Third, not only does common sense furnish pragmatic certainty about the evidence of our senses and the existence of our selves, but it also provides natural insight into moral questions. Along with commonsense views of right and wrong comes the conviction of one's own human agency. Reid developed this idea into what contemporary philosophers would call an incompatibilist defense of freedom: for Reid, free human agents begin causal chains of events independent of natural causes.

The German reception of the Scottish common-sense philosophers is frequently described by commentators as a "misreception." Generally, while German readers were enthusiastic about the contributions of the Scots, they tended to empty the idea of "common sense"of the moral and social elements present in Reid's and others' work.

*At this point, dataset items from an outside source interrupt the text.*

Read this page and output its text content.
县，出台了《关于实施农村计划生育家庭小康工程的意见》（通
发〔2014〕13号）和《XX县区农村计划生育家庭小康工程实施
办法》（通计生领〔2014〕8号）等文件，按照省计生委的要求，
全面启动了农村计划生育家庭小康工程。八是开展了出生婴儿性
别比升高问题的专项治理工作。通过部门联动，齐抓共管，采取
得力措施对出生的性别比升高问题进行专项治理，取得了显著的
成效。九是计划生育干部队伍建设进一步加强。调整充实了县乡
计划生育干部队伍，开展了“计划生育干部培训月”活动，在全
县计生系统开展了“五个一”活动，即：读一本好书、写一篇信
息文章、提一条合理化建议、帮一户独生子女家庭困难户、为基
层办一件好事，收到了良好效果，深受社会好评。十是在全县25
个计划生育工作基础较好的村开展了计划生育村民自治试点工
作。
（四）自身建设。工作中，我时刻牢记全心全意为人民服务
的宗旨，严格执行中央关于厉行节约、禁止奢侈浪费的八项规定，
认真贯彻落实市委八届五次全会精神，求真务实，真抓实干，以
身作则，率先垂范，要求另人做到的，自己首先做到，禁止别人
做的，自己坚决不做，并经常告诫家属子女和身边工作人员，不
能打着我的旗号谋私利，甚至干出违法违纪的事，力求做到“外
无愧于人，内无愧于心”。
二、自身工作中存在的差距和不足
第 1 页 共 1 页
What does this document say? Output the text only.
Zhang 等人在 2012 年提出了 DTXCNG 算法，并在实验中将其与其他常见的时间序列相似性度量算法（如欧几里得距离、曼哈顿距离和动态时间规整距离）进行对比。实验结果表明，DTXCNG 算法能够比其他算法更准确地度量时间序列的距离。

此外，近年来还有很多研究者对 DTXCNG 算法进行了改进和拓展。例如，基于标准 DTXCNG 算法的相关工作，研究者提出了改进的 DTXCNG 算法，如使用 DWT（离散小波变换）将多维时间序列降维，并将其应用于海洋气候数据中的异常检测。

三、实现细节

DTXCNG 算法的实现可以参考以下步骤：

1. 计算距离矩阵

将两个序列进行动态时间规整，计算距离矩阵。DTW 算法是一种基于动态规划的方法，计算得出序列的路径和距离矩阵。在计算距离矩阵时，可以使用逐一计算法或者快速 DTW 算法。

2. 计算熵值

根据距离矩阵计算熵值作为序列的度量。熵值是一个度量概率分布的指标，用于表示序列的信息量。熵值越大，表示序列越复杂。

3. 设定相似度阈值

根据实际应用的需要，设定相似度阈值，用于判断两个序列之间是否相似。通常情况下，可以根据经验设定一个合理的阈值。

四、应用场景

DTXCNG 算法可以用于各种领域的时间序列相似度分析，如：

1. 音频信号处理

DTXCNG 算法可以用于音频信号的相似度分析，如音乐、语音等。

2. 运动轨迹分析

The "popular philosophy" movement of the mid-eighteenth century in Germany shared the commonsense zeal of the Scottish school, and members of both groups criticized the absurdities of academic philosophizing. As Christian Garve put it (writing, in 1798, his observations on the most common principles of ethics), common sense is not "common because it is contemptible, but because it is, or should be, the common property of all human beings" Unlike the popular philosophers, Kant was highly critical of the Scottish common-sense school and its reading of Hume in his Prolegomena (1783); however, he took the concept of common sense itself seriously in his Critique of Judgment (1790). There Kant distinguished between "sensus communis," considered as an idea of a comparative sense, and "common human understanding," which includes qualities exhibited by all normal human reason.

Of course Kant, unlike the Scottish school, denies that either sensus communis or common sense frees us from the need to justify our sensations and beliefs. However, Kant did provide some intriguing suggestions about both concepts' functions; each, in a different way, serves to replace unavailable certainty in judgment with an approximation of collective judgment. This aspect of Kant's treatment of common sense inspired Hannah Arendt's interesting independent reflections on the topic, which include the suggestion that when it comes to choosing between moral approbation and disapprobation, the "criterion … is communicability, and the standard of deciding about it is common sense."